It was April Fool’s Day ’24 and the news might have sounded to many like a joke. The leader of an armed coup against democracy had been sentenced to a mere five years of the mildest possible type of detention. Judges sympathetic to the defendant had ensured that justice was not served.
That trial was in Germany in 1924 and the defendant was Adolf Hitler. The coup was the failed Munich Putsch by the Nazis in November 1923. Hitler was actually freed in eight months, having used the time partly to author Mein Kampf. A few years later, in 1933, Hitler was made Chancellor of Germany by politicians who thought he could be controlled and he then held an election rife with voter intimidation where the Nazis got less than a third of the votes. But within months he had quickly engineered the creation of a superficially legal dictatorship by intimidating the legislature with disinformation on those the Nazis termed enemies of the state.
In 2024, the American republic faces challenges that are no less fundamental than those faced by the Weimar republic in Germany a hundred years ago. A common explanation given for the collapse of the Weimar republic under the onslaught of the Nazis is that it was still in its infancy and its institutions were weak. But Americans have seen over the last eight years that even centuries-old institutions can be steadily eroded by determined authoritarians aided by hate, disinformation and misinformation, all amplified by twenty-first century technology.

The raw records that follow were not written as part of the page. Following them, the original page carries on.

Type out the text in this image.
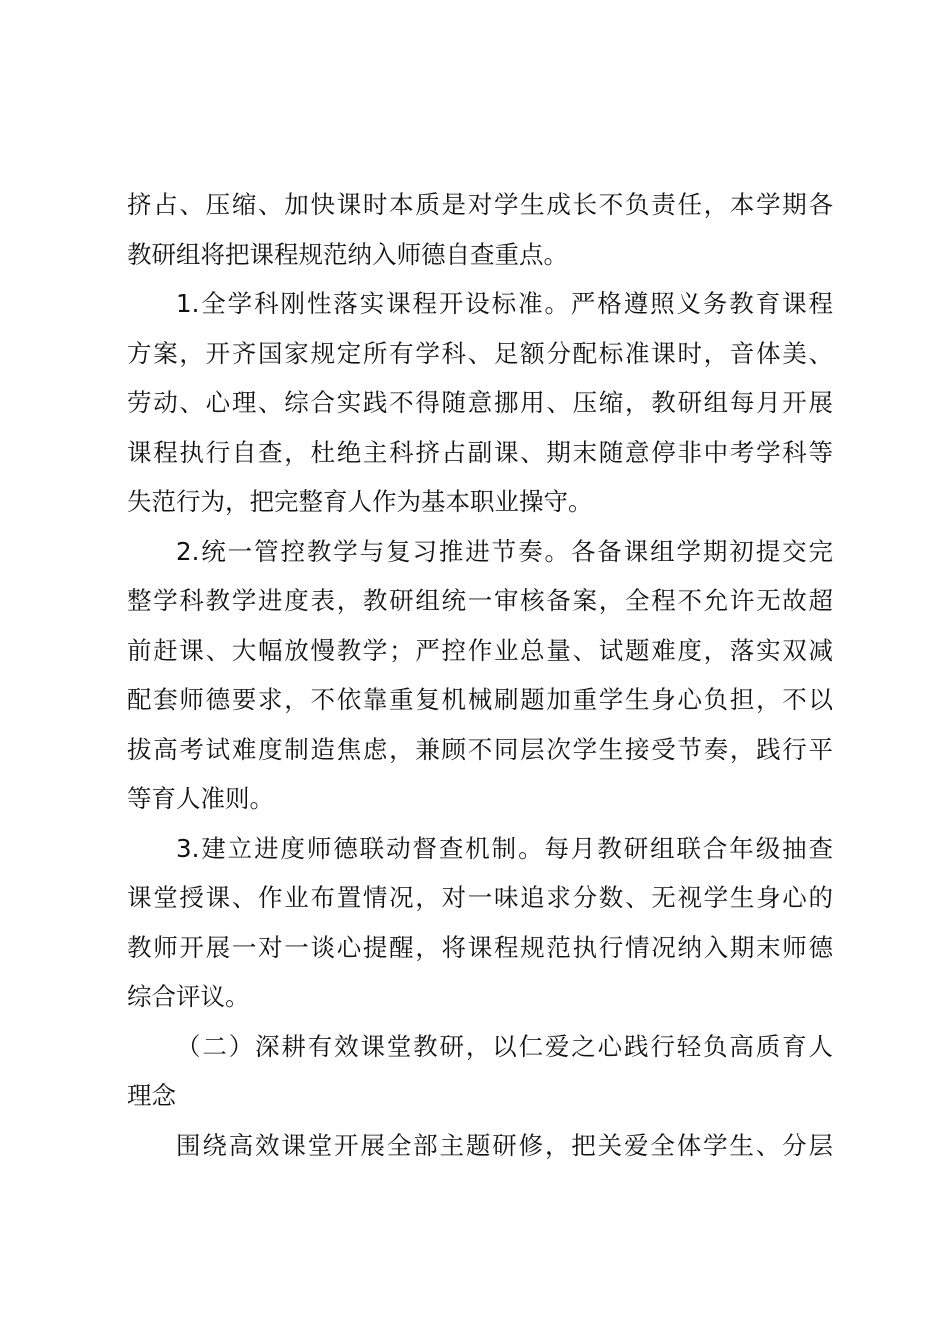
挤占、压缩、加快课时本质是对学生成长不负责任，本学期各
教研组将把课程规范纳入师德自查重点。
1.全学科刚性落实课程开设标准。严格遵照义务教育课程
方案，开齐国家规定所有学科、足额分配标准课时，音体美、
劳动、心理、综合实践不得随意挪用、压缩，教研组每月开展
课程执行自查，杜绝主科挤占副课、期末随意停非中考学科等
失范行为，把完整育人作为基本职业操守。
2.统一管控教学与复习推进节奏。各备课组学期初提交完
整学科教学进度表，教研组统一审核备案，全程不允许无故超
前赶课、大幅放慢教学；严控作业总量、试题难度，落实双减
配套师德要求，不依靠重复机械刷题加重学生身心负担，不以
拔高考试难度制造焦虑，兼顾不同层次学生接受节奏，践行平
等育人准则。
3.建立进度师德联动督查机制。每月教研组联合年级抽查
课堂授课、作业布置情况，对一味追求分数、无视学生身心的
教师开展一对一谈心提醒，将课程规范执行情况纳入期末师德
综合评议。
（二）深耕有效课堂教研，以仁爱之心践行轻负高质育人
理念
围绕高效课堂开展全部主题研修，把关爱全体学生、分层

Over the more than eight decades of its existence, the AHA has unfortunately had to become very familiar with fighting battles around the separation of religion and government. In the coming years the battles we fight may extend to standing up to Christian nationalist authoritarians at the state and federal level who idolize proto-dictators like Hungary’s Viktor Orban and who will not hesitate to abuse their power to attack the very existence of organizations, like the AHA, that they see as a threat to their Christian nationalist utopia. But the AHA will be here to stand and fight as it always has been.

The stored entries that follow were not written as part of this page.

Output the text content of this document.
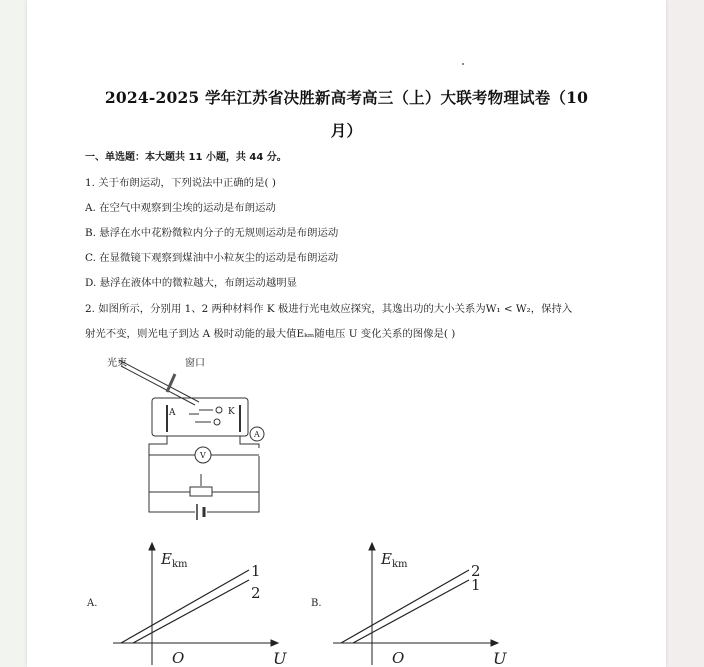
2024-2025 学年江苏省决胜新高考高三（上）大联考物理试卷（10
月）
一、单选题：本大题共 11 小题，共 44 分。
1. 关于布朗运动，下列说法中正确的是( )
A. 在空气中观察到尘埃的运动是布朗运动
B. 悬浮在水中花粉微粒内分子的无规则运动是布朗运动
C. 在显微镜下观察到煤油中小粒灰尘的运动是布朗运动
D. 悬浮在液体中的微粒越大，布朗运动越明显
2. 如图所示，分别用 1、2 两种材料作 K 极进行光电效应探究，其逸出功的大小关系为W₁ < W₂，保持入
射光不变，则光电子到达 A 极时动能的最大值Eₖₘ随电压 U 变化关系的图像是( )
光束	窗口
A	K
A
V
A.
E km	1
2
O	U
B.
E km	2
1
O	U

Continuing the fight is indeed what the AHA has been doing in 2023. The work of the AHA in making our elected leaders aware of the concerns of humanists continued strongly with the Congressional Freethought Caucus growing by a third to twenty members in 2023. Our longstanding legal efforts to protect the rights of nonbelievers continued in states like Florida, Texas, and Oklahoma with a highlight being the case in Oklahoma where a settlement ensures that a school district that was actually allowing missionaries to proselytize to a captive audience of small children will no longer be able to continue that practice. Our efforts at community and education, which are some of the most important in growing the organization, continued apace with many events, including one each month where we explored one commitment from the Ten Commitments with an online speaker, followed by a discussion with parents, caregivers, and community leaders. For the first time since the pandemic, we came together for an in-person annual conference in Denver with thought-provoking discussions on many topics including science denial and fighting Christian nationalism.

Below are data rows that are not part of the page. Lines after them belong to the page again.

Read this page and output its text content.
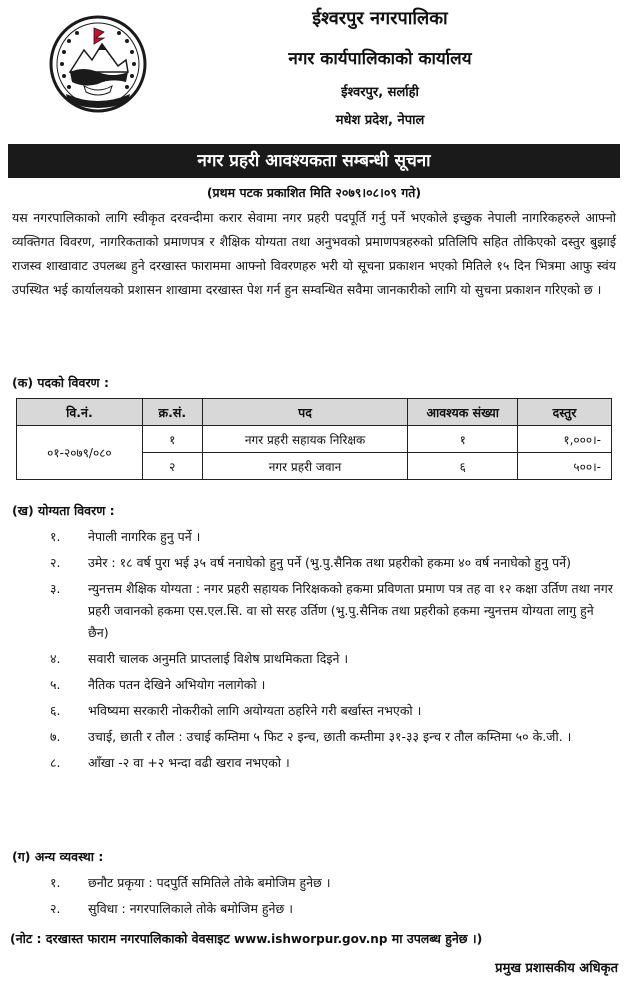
ईश्वरपुर नगरपालिका
नगर कार्यपालिकाको कार्यालय
ईश्वरपुर, सर्लाही
मधेश प्रदेश, नेपाल
नगर प्रहरी आवश्यकता सम्बन्धी सूचना
(प्रथम पटक प्रकाशित मिति २०७९।०८।०९ गते)

यस नगरपालिकाको लागि स्वीकृत दरवन्दीमा करार सेवामा नगर प्रहरी पदपूर्ति गर्नु पर्ने भएकोले इच्छुक नेपाली नागरिकहरुले आफ्नो व्यक्तिगत विवरण, नागरिकताको प्रमाणपत्र र शैक्षिक योग्यता तथा अनुभवको प्रमाणपत्रहरुको प्रतिलिपि सहित तोकिएको दस्तुर बुझाई राजस्व शाखावाट उपलब्ध हुने दरखास्त फाराममा आफ्नो विवरणहरु भरी यो सूचना प्रकाशन भएको मितिले १५ दिन भित्रमा आफु स्वंय उपस्थित भई कार्यालयको प्रशासन शाखामा दरखास्त पेश गर्न हुन सम्वन्धित सवैमा जानकारीको लागि यो सुचना प्रकाशन गरिएको छ ।

(क) पदको विवरण :
वि.नं.	क्र.सं.	पद	आवश्यक संख्या	दस्तुर
०१-२०७९/०८०	१	नगर प्रहरी सहायक निरिक्षक	१	१,०००।-
	२	नगर प्रहरी जवान	६	५००।-
(ख) योग्यता विवरण :
१.	नेपाली नागरिक हुनु पर्ने ।
२.	उमेर : १८ वर्ष पुरा भई ३५ वर्ष ननाघेको हुनु पर्ने (भु.पु.सैनिक तथा प्रहरीको हकमा ४० वर्ष ननाघेको हुनु पर्ने)
३.	न्युनत्तम शैक्षिक योग्यता : नगर प्रहरी सहायक निरिक्षकको हकमा प्रविणता प्रमाण पत्र तह वा १२ कक्षा उर्तिण तथा नगर प्रहरी जवानको हकमा एस.एल.सि. वा सो सरह उर्तिण (भु.पु.सैनिक तथा प्रहरीको हकमा न्युनत्तम योग्यता लागु हुने छैन)
४.	सवारी चालक अनुमति प्राप्तलाई विशेष प्राथमिकता दिइने ।
५.	नैतिक पतन देखिने अभियोग नलागेको ।
६.	भविष्यमा सरकारी नोकरीको लागि अयोग्यता ठहरिने गरी बर्खास्त नभएको ।
७.	उचाई, छाती र तौल : उचाई कम्तिमा ५ फिट २ इन्च, छाती कम्तीमा ३१-३३ इन्च र तौल कम्तिमा ५० के.जी. ।
८.	आँखा -२ वा +२ भन्दा वढी खराव नभएको ।
(ग) अन्य व्यवस्था :
१.	छनौट प्रकृया : पदपुर्ति समितिले तोके बमोजिम हुनेछ ।
२.	सुविधा : नगरपालिकाले तोके बमोजिम हुनेछ ।
(नोट : दरखास्त फाराम नगरपालिकाको वेवसाइट www.ishworpur.gov.np मा उपलब्ध हुनेछ ।)
प्रमुख प्रशासकीय अधिकृत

The most important thing any of us can do in the fight against Christian nationalist authoritarianism in 2024 is to increase voter turnout. If authoritarianism were to become successful in the American republic in the coming years, one of the biggest reasons would be voter apathy. Misinformation and disinformation have led many, especially among younger voters, to dismiss all choices as equally bad. I hope you do your best to make sure that such misplaced indifference is overcome and there is high turnout in the defense of our democracy against Christian nationalists. And never forget to show every day that a humanist would rather be good than godly any day.